Selesai sarapan, ia pergi ke kamarnya dan mempersiapkan pakaian yang akan di pakainya untuk jalan nanti. Setelah itu, ia pergi mandi. Tepat ketika ia selesai mandi, umma memanggilnya dan berkata bahwa Seung Ri sudah menunggu di depan rumah. Ia cepat-cepat mengenakan pakaiannya lalu keluar kamar setelah selesai.
“Annyeong, jagii!” Sapa Seung Ri ketika melihat Seung Hyo keluar dari rumah lalu menutup pintu.
“Annyeong, jagii.” Kata Seung Hyo.
“Kau cantik sekali.” Seung Ri memerhatikan Seung Hyo dari bawah sampai ke atas. Seung Hyo mengibaskan tangannya. *wawakembangburitnyakembangburitnya*
“Sudahlah. Keluar jurus mautnya.” Kata Seung Hyo. Seung Ri tertawa.

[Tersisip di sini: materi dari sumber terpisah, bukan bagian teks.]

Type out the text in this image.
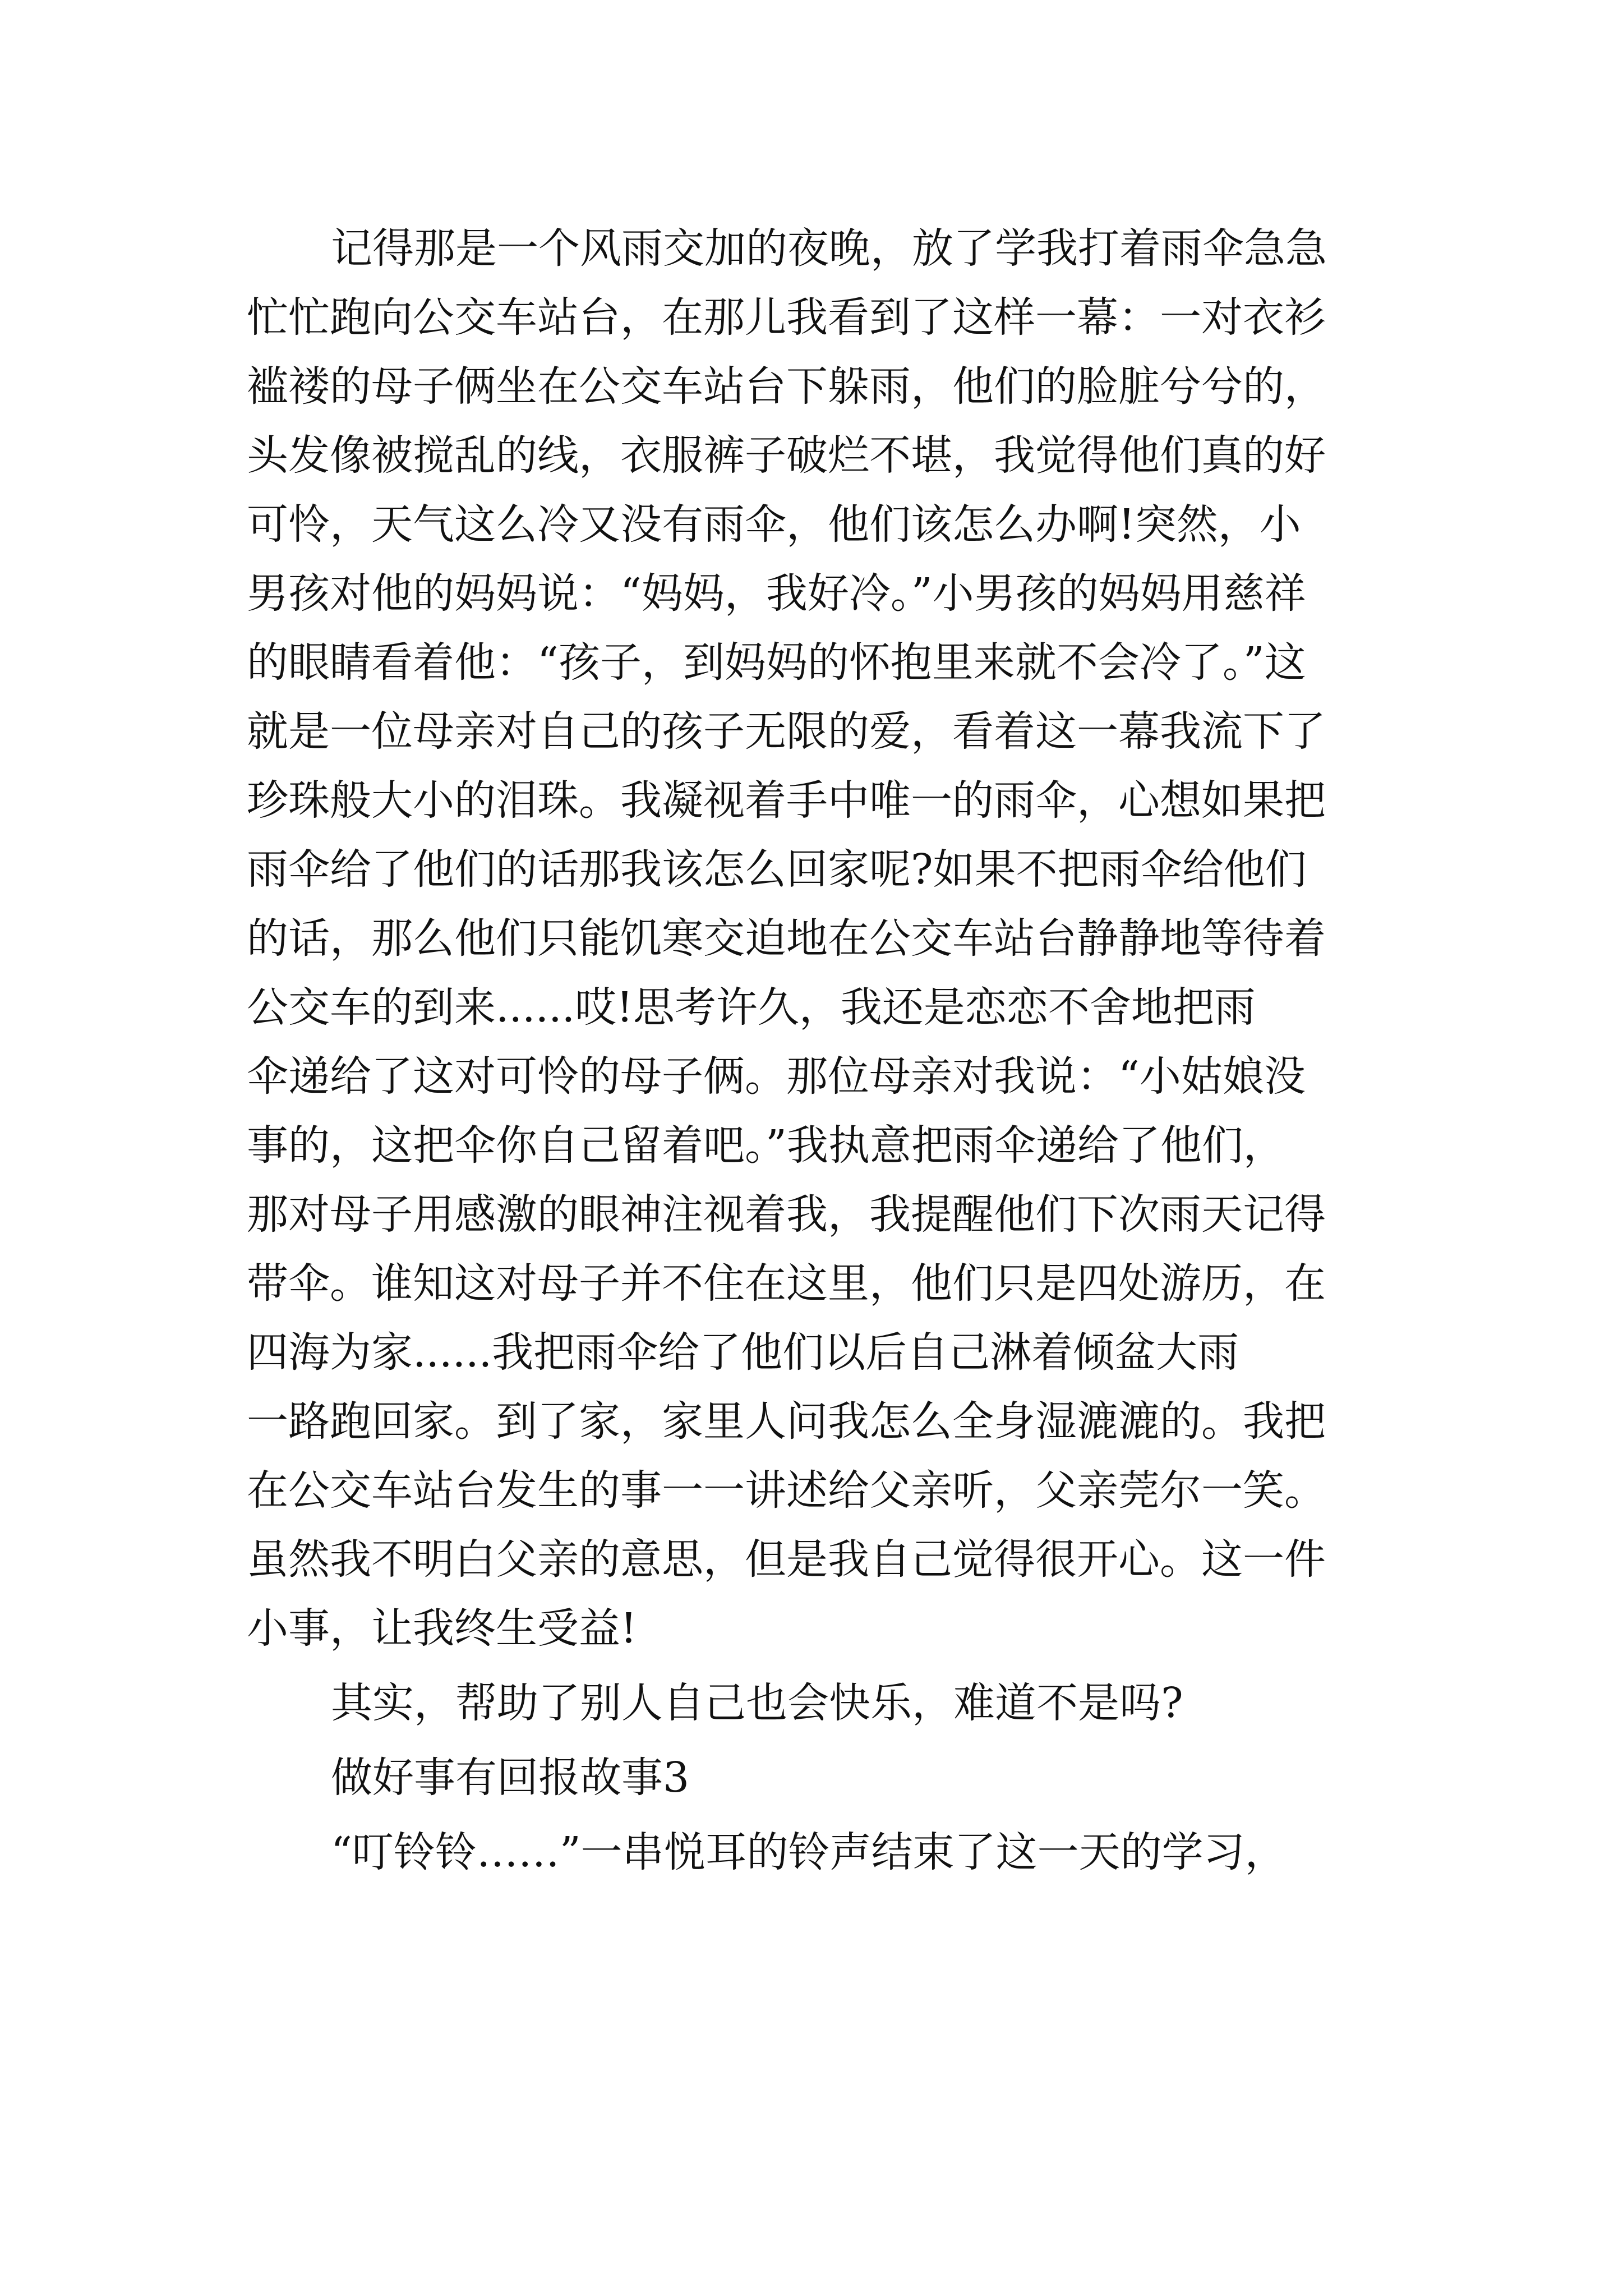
记得那是一个风雨交加的夜晚，放了学我打着雨伞急急
忙忙跑向公交车站台，在那儿我看到了这样一幕：一对衣衫
褴褛的母子俩坐在公交车站台下躲雨，他们的脸脏兮兮的，
头发像被搅乱的线，衣服裤子破烂不堪，我觉得他们真的好
可怜，天气这么冷又没有雨伞，他们该怎么办啊!突然，小
男孩对他的妈妈说：“妈妈，我好冷。”小男孩的妈妈用慈祥
的眼睛看着他：“孩子，到妈妈的怀抱里来就不会冷了。”这
就是一位母亲对自己的孩子无限的爱，看着这一幕我流下了
珍珠般大小的泪珠。我凝视着手中唯一的雨伞，心想如果把
雨伞给了他们的话那我该怎么回家呢?如果不把雨伞给他们
的话，那么他们只能饥寒交迫地在公交车站台静静地等待着
公交车的到来......哎!思考许久，我还是恋恋不舍地把雨
伞递给了这对可怜的母子俩。那位母亲对我说：“小姑娘没
事的，这把伞你自己留着吧。”我执意把雨伞递给了他们，
那对母子用感激的眼神注视着我，我提醒他们下次雨天记得
带伞。谁知这对母子并不住在这里，他们只是四处游历，在
四海为家......我把雨伞给了他们以后自己淋着倾盆大雨
一路跑回家。到了家，家里人问我怎么全身湿漉漉的。我把
在公交车站台发生的事一一讲述给父亲听，父亲莞尔一笑。
虽然我不明白父亲的意思，但是我自己觉得很开心。这一件
小事，让我终生受益!
其实，帮助了别人自己也会快乐，难道不是吗?
做好事有回报故事3
“叮铃铃……”一串悦耳的铃声结束了这一天的学习，
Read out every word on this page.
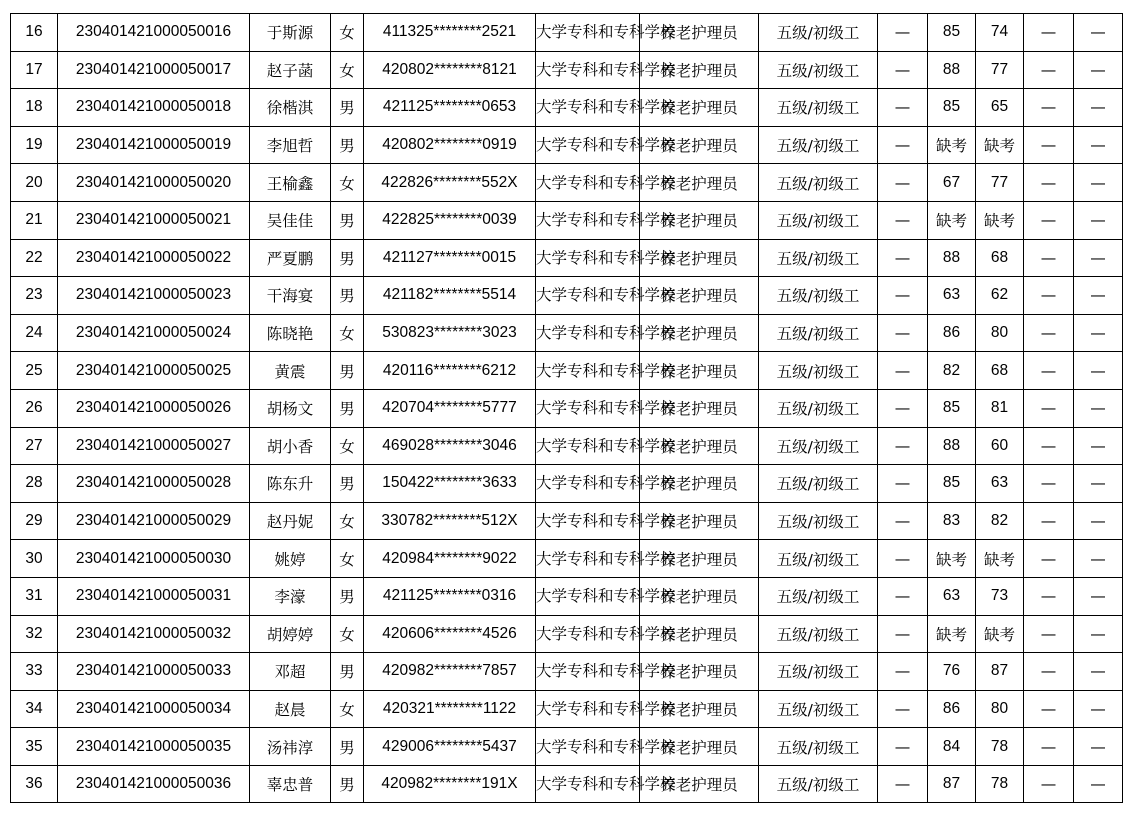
16	230401421000050016	于斯源	女	411325********2521	大学专科和专科学校	养老护理员	五级/初级工	—	85	74	—	—
17	230401421000050017	赵子菡	女	420802********8121	大学专科和专科学校	养老护理员	五级/初级工	—	88	77	—	—
18	230401421000050018	徐楷淇	男	421125********0653	大学专科和专科学校	养老护理员	五级/初级工	—	85	65	—	—
19	230401421000050019	李旭哲	男	420802********0919	大学专科和专科学校	养老护理员	五级/初级工	—	缺考	缺考	—	—
20	230401421000050020	王榆鑫	女	422826********552X	大学专科和专科学校	养老护理员	五级/初级工	—	67	77	—	—
21	230401421000050021	吴佳佳	男	422825********0039	大学专科和专科学校	养老护理员	五级/初级工	—	缺考	缺考	—	—
22	230401421000050022	严夏鹏	男	421127********0015	大学专科和专科学校	养老护理员	五级/初级工	—	88	68	—	—
23	230401421000050023	干海宴	男	421182********5514	大学专科和专科学校	养老护理员	五级/初级工	—	63	62	—	—
24	230401421000050024	陈晓艳	女	530823********3023	大学专科和专科学校	养老护理员	五级/初级工	—	86	80	—	—
25	230401421000050025	黄震	男	420116********6212	大学专科和专科学校	养老护理员	五级/初级工	—	82	68	—	—
26	230401421000050026	胡杨文	男	420704********5777	大学专科和专科学校	养老护理员	五级/初级工	—	85	81	—	—
27	230401421000050027	胡小香	女	469028********3046	大学专科和专科学校	养老护理员	五级/初级工	—	88	60	—	—
28	230401421000050028	陈东升	男	150422********3633	大学专科和专科学校	养老护理员	五级/初级工	—	85	63	—	—
29	230401421000050029	赵丹妮	女	330782********512X	大学专科和专科学校	养老护理员	五级/初级工	—	83	82	—	—
30	230401421000050030	姚婷	女	420984********9022	大学专科和专科学校	养老护理员	五级/初级工	—	缺考	缺考	—	—
31	230401421000050031	李濠	男	421125********0316	大学专科和专科学校	养老护理员	五级/初级工	—	63	73	—	—
32	230401421000050032	胡婷婷	女	420606********4526	大学专科和专科学校	养老护理员	五级/初级工	—	缺考	缺考	—	—
33	230401421000050033	邓超	男	420982********7857	大学专科和专科学校	养老护理员	五级/初级工	—	76	87	—	—
34	230401421000050034	赵晨	女	420321********1122	大学专科和专科学校	养老护理员	五级/初级工	—	86	80	—	—
35	230401421000050035	汤祎淳	男	429006********5437	大学专科和专科学校	养老护理员	五级/初级工	—	84	78	—	—
36	230401421000050036	辜忠普	男	420982********191X	大学专科和专科学校	养老护理员	五级/初级工	—	87	78	—	—
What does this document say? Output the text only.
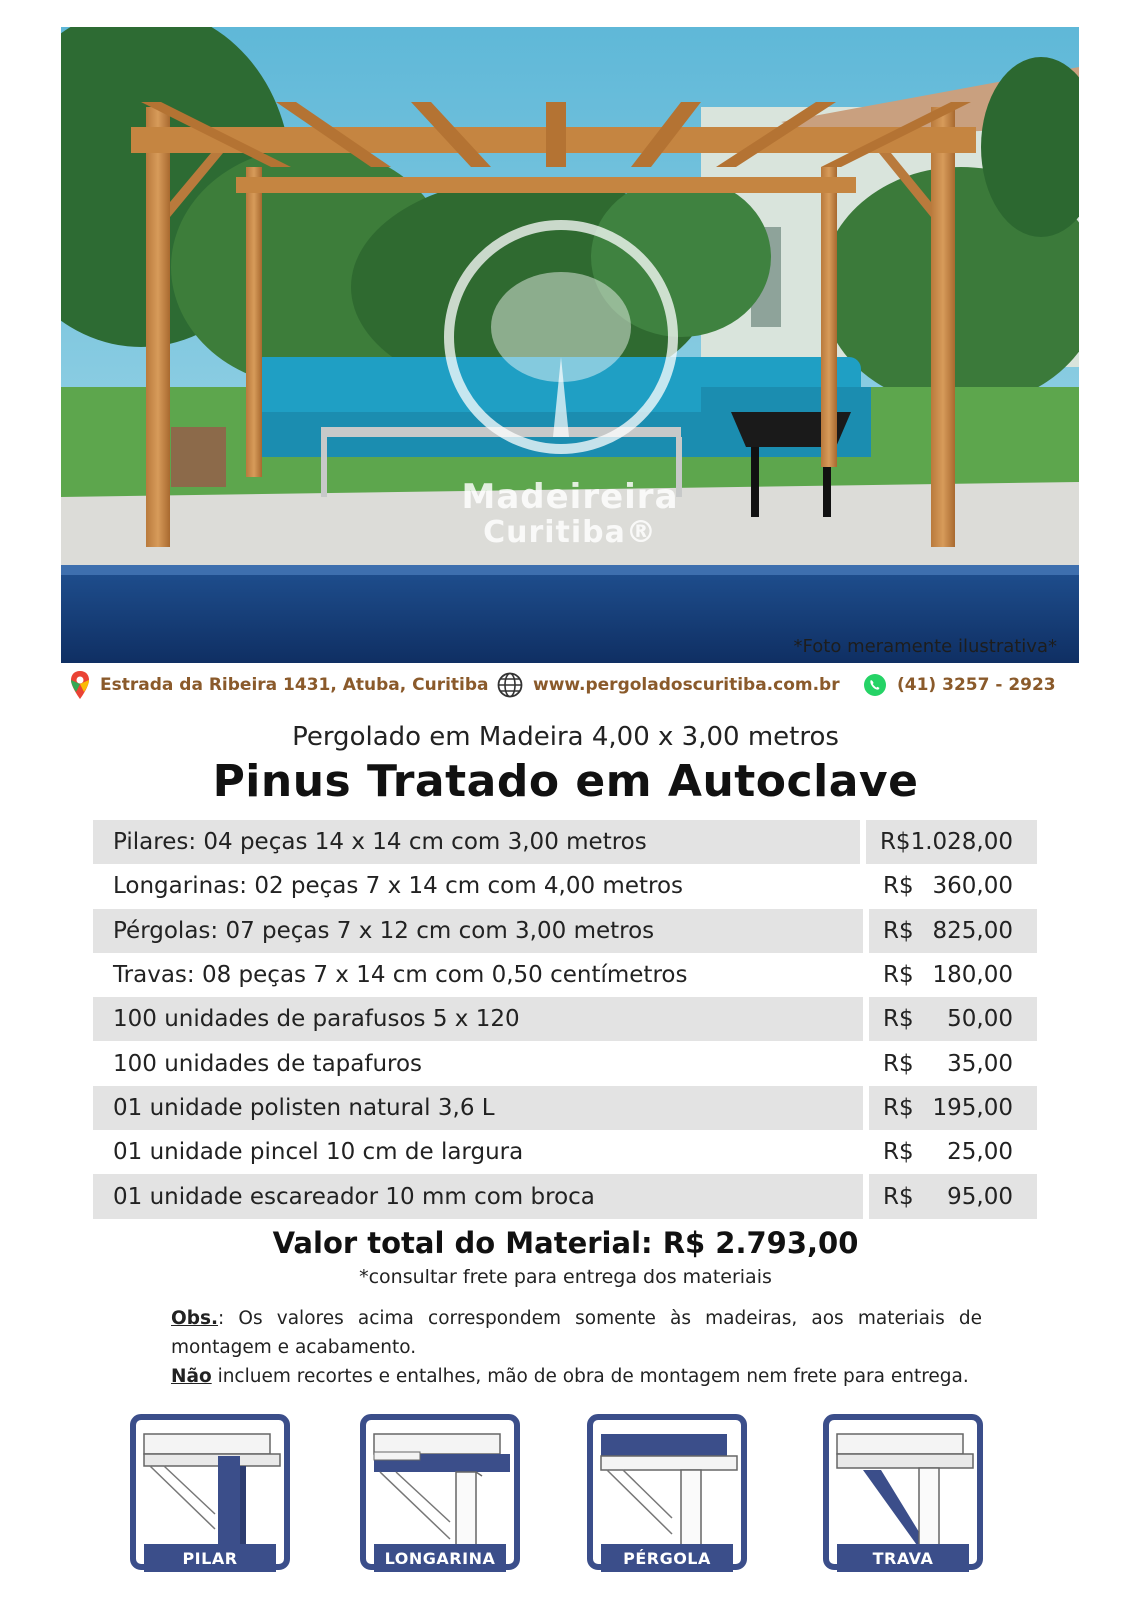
Madeireira
Curitiba®
*Foto meramente ilustrativa*
Estrada da Ribeira 1431, Atuba, Curitiba	www.pergoladoscuritiba.com.br	(41) 3257 - 2923
Pergolado em Madeira 4,00 x 3,00 metros
Pinus Tratado em Autoclave
Pilares: 04 peças 14 x 14 cm com 3,00 metros	R$ 1.028,00
Longarinas: 02 peças 7 x 14 cm com 4,00 metros	R$ 360,00
Pérgolas: 07 peças 7 x 12 cm com 3,00 metros	R$ 825,00
Travas: 08 peças 7 x 14 cm com 0,50 centímetros	R$ 180,00
100 unidades de parafusos 5 x 120	R$ 50,00
100 unidades de tapafuros	R$ 35,00
01 unidade polisten natural 3,6 L	R$ 195,00
01 unidade pincel 10 cm de largura	R$ 25,00
01 unidade escareador 10 mm com broca	R$ 95,00
Valor total do Material: R$ 2.793,00
*consultar frete para entrega dos materiais
Obs.: Os valores acima correspondem somente às madeiras, aos materiais de montagem e acabamento.
Não incluem recortes e entalhes, mão de obra de montagem nem frete para entrega.
PILAR	LONGARINA	PÉRGOLA	TRAVA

“Sudah siap?” Tanya Seung Ri. Seung Hyo mengangguk. Seung Ri memberikan helm yang langsung di sambut dengan cepat oleh Seung Hyo. “Naiklah.”
Hari itu, mereka berkeliling menikmati keindahan kota Seoul. Saat sedang makan siang di sebuah restoran, tiba-tiba Seung Hyo berkata, “Jagii, aku belum pernah kerumahmu. Bolehkah aku kesana?” Seung Ri tersenyum lalu mengangguk. Setelah itu, ia kembali menyuap makanannya.
Selesainya mereka makan siang, mereka segera menuju ke rumah Seung Ri. Seung Ri mengajaknya masuk ke kamar dan langsung menuju ke beranda. Seung Hyo menganga selebar-lebarnya ketika melihat pemandangan dari beranda tersebut.
“Suka?” Tanya Seung Ri. Seung Hyo mengangguk berkali-kali dan tiba-tiba memeluk Seung Ri erat. Seung Ri terkejut.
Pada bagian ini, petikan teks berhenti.